Background: Preterm neonates are exposed to multiple painful procedures after birth and exhibit acute physiological responses to pain. Occurrence of early intraventricular hemorrhage within 24 to 72 hours after birth suggests a role of pain and stress in the multifactorial causation of severe intraventricular hemorrhage and periventricular leukomalacia. We proposed that such neurologic outcomes in preterm neonates who require ventilatory support may be reduced by morphine analgesia or midazolam sedation compared with a placebo.
Objectives: To define the incidence of clinical outcomes in the target study population, to estimate the effect size and adverse effects associated with analgesia and sedation, and to calculate the sample size for a definitive test of this hypothesis.
Methods: Sixty-seven preterm neonates were randomized in a pilot clinical trial from 9 centers. Neonates of 24 to 32 weeks gestation were eligible if they had been intubated and required ventilatory support for less than 8 hours and if they were enrolled within 72 hours after birth. Exclusion criteria included major congenital anomalies, severe intrapartum asphyxia, and participation in other research studies. Severity of illness was assessed by the Clinical Risk Index for Babies, and neonates were randomized to receive continuous infusions of morphine sulfate, midazolam hydrochloride, or 10% dextrose (placebo). Masked study medications were continued as long as clinically necessary, then weaned and stopped according to predefined criteria. Levels of sedation (COMFORT scores) and responses to pain (Premature Infant Pain Profile scores) were measured before, during, and 12 hours after discontinuation of drug infusion. Cranial ultrasound examinations were performed as part of routine practice, and poor neurologic outcomes were defined as neonatal death, severe intraventricular hemorrhage (grade III or IV), or periventricular leukomalacia.

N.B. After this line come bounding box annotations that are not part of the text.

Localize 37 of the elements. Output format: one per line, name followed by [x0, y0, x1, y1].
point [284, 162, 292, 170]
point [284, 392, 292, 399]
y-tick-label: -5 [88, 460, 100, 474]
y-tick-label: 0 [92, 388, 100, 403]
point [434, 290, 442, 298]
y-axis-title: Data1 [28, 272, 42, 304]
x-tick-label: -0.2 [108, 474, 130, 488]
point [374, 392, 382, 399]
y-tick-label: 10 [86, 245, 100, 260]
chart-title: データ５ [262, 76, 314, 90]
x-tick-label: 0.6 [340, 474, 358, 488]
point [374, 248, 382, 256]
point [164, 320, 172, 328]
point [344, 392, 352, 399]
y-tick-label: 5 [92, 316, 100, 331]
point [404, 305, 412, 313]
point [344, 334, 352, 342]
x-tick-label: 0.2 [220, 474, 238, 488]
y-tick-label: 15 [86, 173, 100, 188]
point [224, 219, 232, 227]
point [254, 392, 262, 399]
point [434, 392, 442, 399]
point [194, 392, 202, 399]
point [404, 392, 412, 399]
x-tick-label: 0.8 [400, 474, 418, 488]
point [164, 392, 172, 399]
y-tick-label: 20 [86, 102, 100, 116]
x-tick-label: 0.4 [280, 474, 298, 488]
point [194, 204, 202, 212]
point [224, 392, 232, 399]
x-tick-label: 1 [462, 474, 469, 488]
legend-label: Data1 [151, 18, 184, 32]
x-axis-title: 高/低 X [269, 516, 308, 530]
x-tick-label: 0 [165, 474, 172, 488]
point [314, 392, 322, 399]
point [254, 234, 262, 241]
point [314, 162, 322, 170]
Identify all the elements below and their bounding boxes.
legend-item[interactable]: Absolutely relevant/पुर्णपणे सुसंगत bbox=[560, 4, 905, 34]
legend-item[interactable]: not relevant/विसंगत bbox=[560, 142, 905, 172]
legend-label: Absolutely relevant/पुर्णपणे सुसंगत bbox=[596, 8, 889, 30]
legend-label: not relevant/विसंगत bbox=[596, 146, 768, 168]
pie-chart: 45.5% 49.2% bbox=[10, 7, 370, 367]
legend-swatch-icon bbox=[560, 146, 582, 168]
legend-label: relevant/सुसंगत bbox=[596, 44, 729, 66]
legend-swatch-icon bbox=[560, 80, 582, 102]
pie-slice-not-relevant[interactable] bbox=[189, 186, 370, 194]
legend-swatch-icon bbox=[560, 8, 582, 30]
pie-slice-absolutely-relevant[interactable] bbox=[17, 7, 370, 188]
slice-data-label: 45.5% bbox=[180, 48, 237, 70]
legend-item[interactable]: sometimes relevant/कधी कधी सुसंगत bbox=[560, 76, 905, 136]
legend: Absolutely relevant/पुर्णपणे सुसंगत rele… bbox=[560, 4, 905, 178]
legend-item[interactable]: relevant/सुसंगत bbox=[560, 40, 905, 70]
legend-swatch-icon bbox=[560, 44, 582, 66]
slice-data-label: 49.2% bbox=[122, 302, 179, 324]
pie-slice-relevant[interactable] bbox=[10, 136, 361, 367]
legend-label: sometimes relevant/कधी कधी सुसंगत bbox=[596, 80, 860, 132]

Results: No significant differences occurred in the demographic, clinical, and socioeconomic variables related to mothers and neonates in the 3 groups or in the severity of illness at birth as measured by Clinical Risk Index for Babies scores. Two neonates in the placebo group and 1 neonate in the midazolam group died; no deaths occurred in the morphine group. Poor neurologic outcomes occurred in 24% of neonates in the placebo group, 32% in the midazolam group, and 4% in the morphine group (likelihood ratio chi2 = 7.04, P = .03). Secondary clinical outcomes and neurobehavioral outcomes at 36 weeks' postconceptional age were similar in the 3 groups. Responses elicited by endotracheal tube suction (Premature Infant Pain Profile scores) were significantly reduced during the morphine (P<.001) and midazolam (P = .002) infusions compared with the placebo group.
Conclusions: This pilot trial suggests that preemptive analgesia given by continuous low-dose morphine infusion may reduce the incidence of poor neurologic outcomes in preterm neonates who require ventilatory support. Limitations in the sample size of this pilot study suggest that these results should be confirmed in a large multicenter randomized trial.